To show the analogy as I see it: AMD 3DNow! added some MMX-like instructions that operated on floating point values, and so did SSE, which at the same time introduced the 128-bit registers and extended all the MMX instructions so that they could operate not only on old 64-bit MMX registers, but also new 128-bit SSE ones. The MMX instructions were covered, but floating-point 3DNow! instructions (for obvious reason that they were never implemented in Intel processors) were not. Also instruction encoding for 3DNow! was very specific (0F 0F opcode with additional opcode byte at the very end of instruction) and not followed by SSE. For this reason 3DNow! has never evolved anymore, and AMD chose not only to implement SSE into its processors, but also to add its own new instructions (like SSE4a) in the standards introduced by SSE.

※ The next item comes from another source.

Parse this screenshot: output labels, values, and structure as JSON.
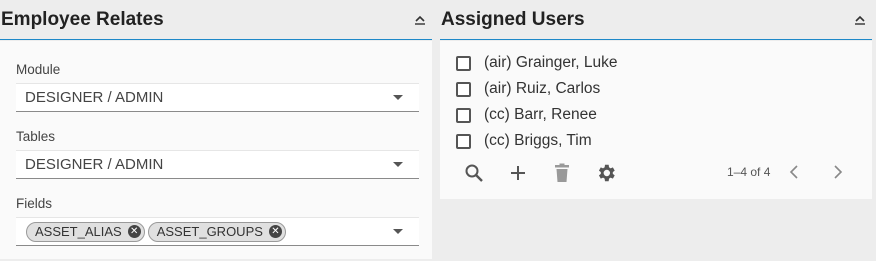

Now with SSE5 AMD introduces the three/four operand instructions instead of standard destination-source scheme (it achieves it with a DREX byte in instruction code). Which is a nice thing, however AVX not only does the same for all the already existing SSE instructions, but also extends them with an option of operating on new 256-bit registers (and with the new VEX prefix technology it achieves it without making instruction code any longer). And since SSE5 because of its completely different encoding scheme again is not likely to evolve after AVX jumps in, I predict that the same fate awaits it, as the one 3DNow! suffered.

Well, that's just some thoughts I wanted to share with you. Smile
___
^ I plan to implement them in the 1.69.x development line, with final release 1.70 in mind. Thus I started thinking about it already, because the notable additions to fasm require some research and design phase, which usually happens for weeks or months just inside my head.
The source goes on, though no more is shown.